Подобно тому, как вызывающе, оппозиционно «традиционны» были Ахматова и Мандельштам для «бучи, боевой, кипучей» в начале 1920-х гг., теперь оппозиционным привкусом окрасился традиционализм «семидесятников»: «Традиционализм, иррационализм, эстетизм, академизм – в роли культурного авангарда или оппозиции. Можно было бы назвать другие ценности 70-х годов (вплоть до триады: православие, самодержавие, народность), которые показывают, до какой степени чуждым стало «левое» и «оппозиционное» 60-х годов со всей своей полемикой и надеждами… Мы оказались не в оппозиции, а во внутреннем изгнании» [Седакова О. А. Проза. – М.: Эн Эф Кью/Ту Принт, 2001. – 960 с., с. 800].

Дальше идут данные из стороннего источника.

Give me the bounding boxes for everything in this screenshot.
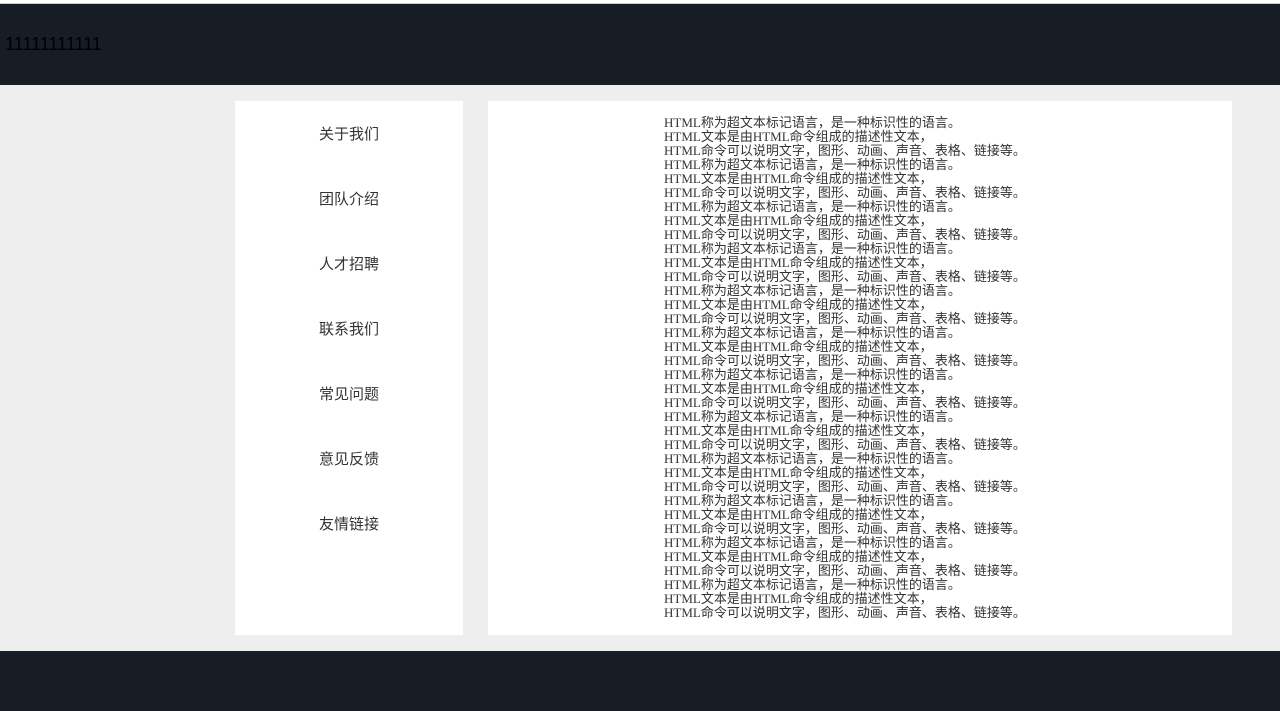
sidebar-item-team[interactable]: 团队介绍 bbox=[235, 166, 463, 231]
content-line: HTML命令可以说明文字，图形、动画、声音、表格、链接等。 bbox=[664, 144, 1212, 158]
sidebar-item-links[interactable]: 友情链接 bbox=[235, 491, 463, 556]
sidebar-item-label: 意见反馈 bbox=[319, 451, 379, 468]
header-text: 11111111111 bbox=[5, 34, 102, 55]
sidebar: 关于我们 团队介绍 人才招聘 联系我们 常见问题 意见反馈 友情链接 bbox=[235, 101, 463, 635]
content-line: HTML文本是由HTML命令组成的描述性文本， bbox=[664, 382, 1212, 396]
content-line: HTML称为超文本标记语言，是一种标识性的语言。 bbox=[664, 242, 1212, 256]
content-line: HTML命令可以说明文字，图形、动画、声音、表格、链接等。 bbox=[664, 396, 1212, 410]
sidebar-item-recruitment[interactable]: 人才招聘 bbox=[235, 231, 463, 296]
content-line: HTML文本是由HTML命令组成的描述性文本， bbox=[664, 214, 1212, 228]
content-line: HTML命令可以说明文字，图形、动画、声音、表格、链接等。 bbox=[664, 186, 1212, 200]
content-line: HTML称为超文本标记语言，是一种标识性的语言。 bbox=[664, 536, 1212, 550]
sidebar-item-faq[interactable]: 常见问题 bbox=[235, 361, 463, 426]
sidebar-item-label: 常见问题 bbox=[319, 386, 379, 403]
main-container: 关于我们 团队介绍 人才招聘 联系我们 常见问题 意见反馈 友情链接 HTML称… bbox=[0, 85, 1280, 651]
content-line: HTML称为超文本标记语言，是一种标识性的语言。 bbox=[664, 200, 1212, 214]
sidebar-item-label: 人才招聘 bbox=[319, 256, 379, 273]
sidebar-item-label: 关于我们 bbox=[319, 126, 379, 143]
content-line: HTML称为超文本标记语言，是一种标识性的语言。 bbox=[664, 578, 1212, 592]
sidebar-item-label: 友情链接 bbox=[319, 516, 379, 533]
content-line: HTML命令可以说明文字，图形、动画、声音、表格、链接等。 bbox=[664, 438, 1212, 452]
content-line: HTML文本是由HTML命令组成的描述性文本， bbox=[664, 592, 1212, 606]
content-line: HTML文本是由HTML命令组成的描述性文本， bbox=[664, 340, 1212, 354]
content-line: HTML称为超文本标记语言，是一种标识性的语言。 bbox=[664, 326, 1212, 340]
main-content: HTML称为超文本标记语言，是一种标识性的语言。HTML文本是由HTML命令组成… bbox=[488, 101, 1232, 635]
content-line: HTML文本是由HTML命令组成的描述性文本， bbox=[664, 298, 1212, 312]
content-line: HTML命令可以说明文字，图形、动画、声音、表格、链接等。 bbox=[664, 312, 1212, 326]
content-line: HTML命令可以说明文字，图形、动画、声音、表格、链接等。 bbox=[664, 522, 1212, 536]
content-line: HTML命令可以说明文字，图形、动画、声音、表格、链接等。 bbox=[664, 606, 1212, 620]
content-line: HTML命令可以说明文字，图形、动画、声音、表格、链接等。 bbox=[664, 354, 1212, 368]
sidebar-item-feedback[interactable]: 意见反馈 bbox=[235, 426, 463, 491]
content-line: HTML称为超文本标记语言，是一种标识性的语言。 bbox=[664, 494, 1212, 508]
content-line: HTML文本是由HTML命令组成的描述性文本， bbox=[664, 466, 1212, 480]
content-line: HTML文本是由HTML命令组成的描述性文本， bbox=[664, 256, 1212, 270]
content-line: HTML称为超文本标记语言，是一种标识性的语言。 bbox=[664, 368, 1212, 382]
sidebar-item-label: 联系我们 bbox=[319, 321, 379, 338]
content-line: HTML命令可以说明文字，图形、动画、声音、表格、链接等。 bbox=[664, 228, 1212, 242]
header: 11111111111 bbox=[0, 4, 1280, 85]
sidebar-item-label: 团队介绍 bbox=[319, 191, 379, 208]
content-line: HTML文本是由HTML命令组成的描述性文本， bbox=[664, 172, 1212, 186]
content-line: HTML称为超文本标记语言，是一种标识性的语言。 bbox=[664, 410, 1212, 424]
sidebar-item-about[interactable]: 关于我们 bbox=[235, 101, 463, 166]
content-line: HTML称为超文本标记语言，是一种标识性的语言。 bbox=[664, 116, 1212, 130]
content-line: HTML称为超文本标记语言，是一种标识性的语言。 bbox=[664, 158, 1212, 172]
content-line: HTML文本是由HTML命令组成的描述性文本， bbox=[664, 508, 1212, 522]
content-line: HTML文本是由HTML命令组成的描述性文本， bbox=[664, 130, 1212, 144]
content-line: HTML命令可以说明文字，图形、动画、声音、表格、链接等。 bbox=[664, 480, 1212, 494]
sidebar-item-contact[interactable]: 联系我们 bbox=[235, 296, 463, 361]
content-line: HTML称为超文本标记语言，是一种标识性的语言。 bbox=[664, 452, 1212, 466]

В этой ситуации искусство воспринимается как единственное пространство, в котором можно дышать. При этом Седакова говорит о высокой «востребованности» культуры не только в связи с теми, кого называют «интеллектуальной элитой», а гораздо шире: «Как же нужно им искусство, как всем оно здесь нужно. Оно – не только единственная молельня, оно – patria prediletta, другая, избранная родина» [Седакова О. А. Проза. – М.: Эн Эф Кью/Ту Принт, 2001. – 960 с., с. 141] (ср. у Мандельштама: «Культура стала церковью» [Мандельштам О. Соч.: В 2-х т. – М.: Худ. лит., 1990., т.2, с. 168]).
Ощущение, переживание культуры как «избранной родины» лежит и в основе поэтического мира самой Седаковой – (как в свое время именно пребывание в пространстве культуры определяло модус бытия и облик поэтического мира поэтов-акмеистов): «По стране давнопрошедшей // ходит память и не знает, // кем назваться, как виниться // и в какую дверь стучать» [Седакова О. А. Стихи. – М.: Эн Эф Кью/Ту Принт, 2001. – 576 с., с. 421].
Пространство культуры в ее стихах не становится неким специально обозначенным объектом поэтического внимания, его реальность фиксируется словно невзначай, с непринужденностью оговорки – как обмолвка о «юности медитерранской» в стихотворении об Алексии, Римском Угоднике, в контексте которого эта «юность медитерранская» воспринимается не столько как деталь, связанная с биографией Алексия Угодника, сколько как квазибиографическая деталь, относящаяся к условному лирическому субъекту этого стихотворения в целом.
Такая нераздельность и неслиянность лирического субъекта с персонажем из «культурной реальности» характерна и для мандельштамовских стихов – таких, как «На розвальнях, уложенных соломой…» или «За то, что я руки твои не сумел удержать…» (в последнем, например, Л. Я. Гинзбург выделяет три сосуществующих и «перебивающих друг друга голоса», во взаимоналожении составляющих субъектную основу стихотворения [ГинзбургЛ.Я. Записные книжки. Воспоминания. Эссе. – СПб.: Искусство – СПБ, 2002. – 768 с., с. 506]).
Представляется, что эти специфические «гибридные» формы лирической субъектности и у Седаковой (приведенный выше пример такой сложной субъектности не единичен – подобным образом сформирована и субъектная основа стихов о блудном сыне, о Тристане и др.), и у Мандельштама обусловлены все тем же личностным переживанием культуры (так, В. Мусатов пишет: «Мандельштам тянулся к такому типу творчества, в котором личность раскрывала бы себя не через биографию, а через культуру» [Мусатов В. В. Лирика Осипа Мандельштама. – К.: Ника-Центр, Эльга-Н, 2000. – 560 с., с. 37]) – переживанием, которое проявляется в том числе и как способность к отождествлению лирического героя с персонажами из культурной реальности.
Аналогичным образом «масочная» поэзия Е. Шварц – это тоже субъектная форма пребывания в культуре, будь то в образе монахини Лавинии или римской поэтессы Кинфии. Стилизация здесь, сохраняя внешнее сходство с лучшими образцами этого жанра (прежде всего, со стилизациями М. Кузмина), обретает новую функцию: она становится способом проникновения в культурную реальность как в «избранную родину», равновеликую реальности естественной и автономную от последней.